Это описание точно подходит к Алексу, преображенному по методу Людовика. Впрочем, создатель этого метода уже ближе к некрофилии, чем к садизму.
Особенно яркое сходство философских систем Фромма и Кубрика наблюдается в описании некрофильского характера современного им обоим общества—с его преклонением перед техникой и появлением в нем кибернетического человека. Кубрик и сам был неравнодушен к технике: как пишет его жена Кристиан, «Стэнли был счастлив, имея восемь магнитофонов и одну пару брюк»[31].

Впрочем, чему тут удивляться? Какое же еще искусство, если не кино—с его генетической зависимостью от высоких технологий—смогло бы изобразить индустриальную цивилизацию с ее страстью к механизмам и приборам? Кто, как не Кубрик—поэт высоких технологий и эротики механизмов? Его творчество—любовная лирика общества, где любовь к женщине вытеснена страстью к автомобилю.

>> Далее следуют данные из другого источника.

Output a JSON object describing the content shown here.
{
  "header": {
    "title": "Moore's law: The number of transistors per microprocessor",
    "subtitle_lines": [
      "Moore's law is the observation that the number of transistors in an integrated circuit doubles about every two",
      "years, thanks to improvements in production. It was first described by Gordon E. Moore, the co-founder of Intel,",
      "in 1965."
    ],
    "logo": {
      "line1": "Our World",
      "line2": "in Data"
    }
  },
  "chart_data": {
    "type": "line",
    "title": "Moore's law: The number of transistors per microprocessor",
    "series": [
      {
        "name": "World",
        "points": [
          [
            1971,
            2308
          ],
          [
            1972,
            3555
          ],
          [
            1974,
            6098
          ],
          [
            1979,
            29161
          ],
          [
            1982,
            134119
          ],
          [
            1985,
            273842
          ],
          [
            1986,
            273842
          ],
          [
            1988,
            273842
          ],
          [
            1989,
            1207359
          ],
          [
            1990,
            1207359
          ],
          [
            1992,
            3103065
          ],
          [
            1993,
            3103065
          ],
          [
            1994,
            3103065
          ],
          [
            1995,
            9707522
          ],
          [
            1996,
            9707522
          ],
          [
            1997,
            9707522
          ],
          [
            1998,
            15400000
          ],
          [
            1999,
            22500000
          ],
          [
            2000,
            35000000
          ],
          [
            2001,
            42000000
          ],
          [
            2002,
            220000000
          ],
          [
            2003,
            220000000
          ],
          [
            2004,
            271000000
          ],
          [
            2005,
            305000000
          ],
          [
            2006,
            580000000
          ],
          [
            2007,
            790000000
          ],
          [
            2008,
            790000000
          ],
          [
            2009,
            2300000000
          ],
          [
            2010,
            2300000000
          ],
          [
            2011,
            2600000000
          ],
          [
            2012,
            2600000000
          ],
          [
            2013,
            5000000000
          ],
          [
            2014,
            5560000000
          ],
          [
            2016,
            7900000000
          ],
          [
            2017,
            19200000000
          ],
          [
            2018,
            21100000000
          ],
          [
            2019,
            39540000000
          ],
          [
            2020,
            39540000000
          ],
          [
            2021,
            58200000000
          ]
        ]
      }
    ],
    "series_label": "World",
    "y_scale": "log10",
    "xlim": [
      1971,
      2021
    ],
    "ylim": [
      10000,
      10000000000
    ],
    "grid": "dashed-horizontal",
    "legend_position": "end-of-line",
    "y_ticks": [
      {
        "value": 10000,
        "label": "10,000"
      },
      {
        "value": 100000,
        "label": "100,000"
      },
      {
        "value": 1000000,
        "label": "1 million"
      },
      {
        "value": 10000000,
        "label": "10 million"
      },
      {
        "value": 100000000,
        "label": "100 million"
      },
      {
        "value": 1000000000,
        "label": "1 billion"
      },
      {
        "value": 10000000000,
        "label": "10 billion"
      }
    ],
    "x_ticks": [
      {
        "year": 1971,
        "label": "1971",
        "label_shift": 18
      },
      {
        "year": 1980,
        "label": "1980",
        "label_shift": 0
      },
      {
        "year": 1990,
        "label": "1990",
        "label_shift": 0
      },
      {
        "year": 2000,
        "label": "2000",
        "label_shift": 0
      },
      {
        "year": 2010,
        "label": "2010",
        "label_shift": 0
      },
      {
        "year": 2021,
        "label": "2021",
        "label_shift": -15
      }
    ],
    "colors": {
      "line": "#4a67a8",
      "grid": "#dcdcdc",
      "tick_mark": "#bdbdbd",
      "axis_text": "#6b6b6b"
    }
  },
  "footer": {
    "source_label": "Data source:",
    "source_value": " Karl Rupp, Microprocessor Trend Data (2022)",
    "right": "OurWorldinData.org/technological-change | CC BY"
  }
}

Рассмотрим некоторые параллельные моменты описания некрофильского общества у Фромма и Кубрика. Наблюдать это сходство интересно еще и потому, что сравнивать приходится сходные философские концепции, выраженные разными языками—вербальным и визуальным. Это очень интересная тема, достойная отдельного большого исследования, которое никак не уместится в рамки этой работы, поэтому ограничусь перечислением.

Итак, по Фромму, один из признаков общества кибернетических людей—«это общая ориентация на все искусственное, отрицающая все естественное, природное как второсортное»[32]. Достаточно вспомнить квартиру, в которой проживает Алекс—интерьер химических цветов и наряды матери Алекса. (Для достижения таких цветов пришлось изрядно поработать—использовались специальные фильтры, а предметы снимались при дневном свете, но при этом подкрашивались флуоресцентными красками.) Семья Алекса—это модель того общества, о котором пишет Фромм. Мама работает на фабрике, вероятно, для этого (и вследствие этого) она пытается сохранить вечную молодость. Фромм пишет что, кибернетический человек и «тело-то свое собственное воспринимает как инструмент для достижения успеха»[33].

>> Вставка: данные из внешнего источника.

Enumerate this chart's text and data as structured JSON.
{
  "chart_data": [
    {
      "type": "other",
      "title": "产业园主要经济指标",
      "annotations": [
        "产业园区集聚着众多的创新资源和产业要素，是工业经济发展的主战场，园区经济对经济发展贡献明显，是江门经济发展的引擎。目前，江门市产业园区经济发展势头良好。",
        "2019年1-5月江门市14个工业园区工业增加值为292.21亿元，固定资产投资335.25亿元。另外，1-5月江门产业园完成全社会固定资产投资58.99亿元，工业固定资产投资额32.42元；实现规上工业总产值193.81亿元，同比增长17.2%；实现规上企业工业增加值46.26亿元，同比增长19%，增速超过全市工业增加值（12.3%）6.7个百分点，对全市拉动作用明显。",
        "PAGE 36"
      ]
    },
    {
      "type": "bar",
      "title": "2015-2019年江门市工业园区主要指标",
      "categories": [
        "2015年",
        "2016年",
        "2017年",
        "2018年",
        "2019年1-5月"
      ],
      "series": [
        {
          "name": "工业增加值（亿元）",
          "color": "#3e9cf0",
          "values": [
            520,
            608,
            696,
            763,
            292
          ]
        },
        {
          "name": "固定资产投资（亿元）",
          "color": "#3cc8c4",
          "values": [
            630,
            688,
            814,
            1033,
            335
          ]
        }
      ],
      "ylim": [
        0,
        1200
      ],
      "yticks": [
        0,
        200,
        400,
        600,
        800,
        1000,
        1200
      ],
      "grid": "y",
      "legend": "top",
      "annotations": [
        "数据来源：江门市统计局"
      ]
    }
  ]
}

Помимо основной гипотезы о некрофильском духе тотальной техники, Фромм делает допущение: «человек технического века страдает не столько от страсти к разрушению, сколько от тотального отчуждения; может быть, уместнее описывать его как несчастное существо, которое ничего не чувствует—ни любви, ни ненависти, ни жалости к разрушенному, ни жажды разрушать; это уже и не личность, а просто автомат»[34].

Родители Алекса, несомненно,—автоматы, о которых пишет Фромм. Их отчуждение настолько велико, что они, только ориентируясь на статьи в газетах, признают или не признают Алекса своим сыном. Фромм пишет о рыночной личности—«Marketing-Character», для которой весь мир превращен в предмет купли-продажи. Родители Алекса предпочитают собственному сыну жильца, потому что тот платит за комнату и вообще более удобен.

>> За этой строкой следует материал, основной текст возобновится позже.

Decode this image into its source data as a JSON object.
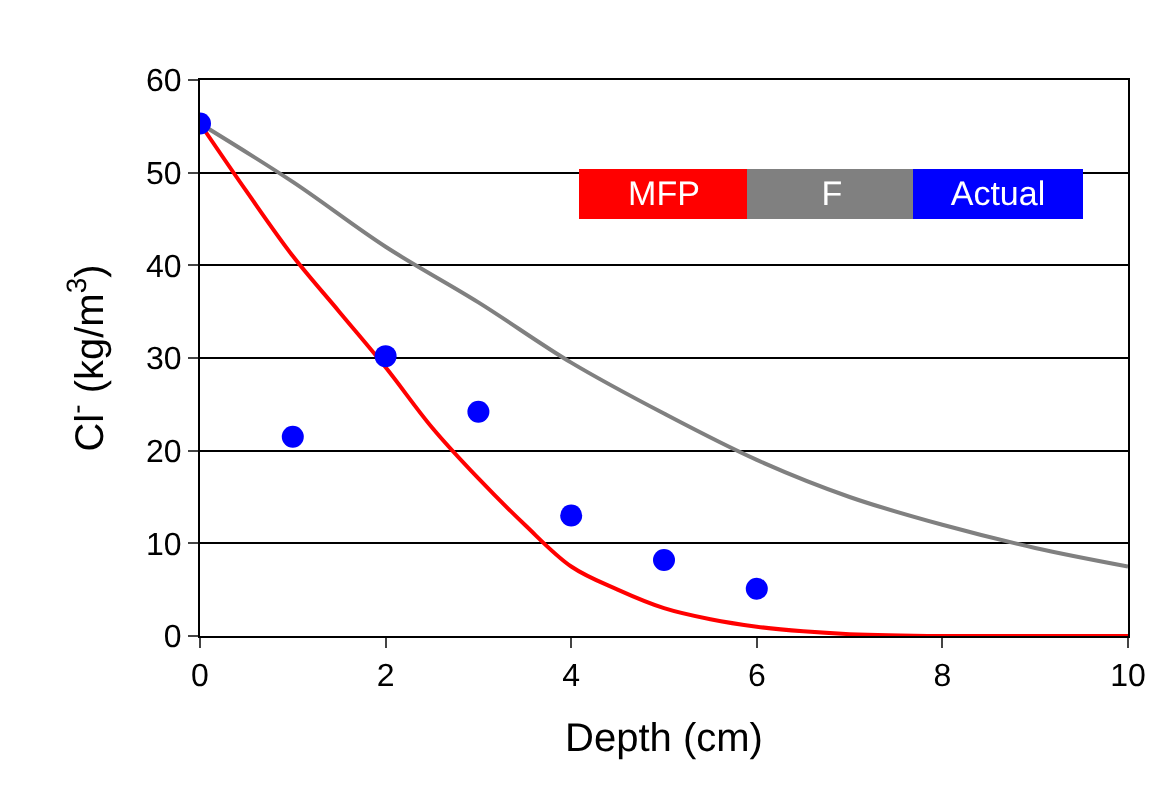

Ориентация на искусственное—центральная тема «Космической одиссеи», где робот уже почти совсем вытеснил человека.

Фромм пишет:
«Мир превращается в совокупность артефактов: человек весь (от искусственного питания до трансплантированных органов) становится частью гигантского механизма, который находится вроде бы в его подчинении, но которому он в то же время сам подчинен. У человека нет других планов и иной жизненной цели, кроме тех, которые диктуются логикой технического прогресса. Он стремится к созданию роботов и считает это одним из высших достижений технического разума; а многие специалисты заверяют, что можно сделать робота, который почти ничем не будет отличаться от человека. Такое достижение вряд ли способно нас удивить больше, чем то, что сам человек на сегодня сплошь и рядом как две капли воды похож на робота»[35].

Что касается трансплантированных органов, то это опять родители Алекса с ее париками и его вставной челюстью в стакане. Эта же тактика применяется и по отношению к Алекса, которого хотят изменить, трансплантировать ему новую душу. Что же касается робота, то здесь, я думаю, комментарии излишни.

Фромм описывает секс, который превращается «в набор технических приемов», а человек, в свою очередь,—в «машину для любви». Кубрик восхитительно показывает, как Алекс занимается сексом с двумя девушками. Движущиеся в ритме, который невозможен для биологических существ, герои производят впечатление механизмов—«машин для любви».

Как отмечает Фромм,
«чувства выступают в роли страстей. Например, страстное желание одержать победу, жажда показать перед другими свое превосходство, страсть к разрушению. Или они выражаются в возбуждении—от секса, скорости или шума»[36].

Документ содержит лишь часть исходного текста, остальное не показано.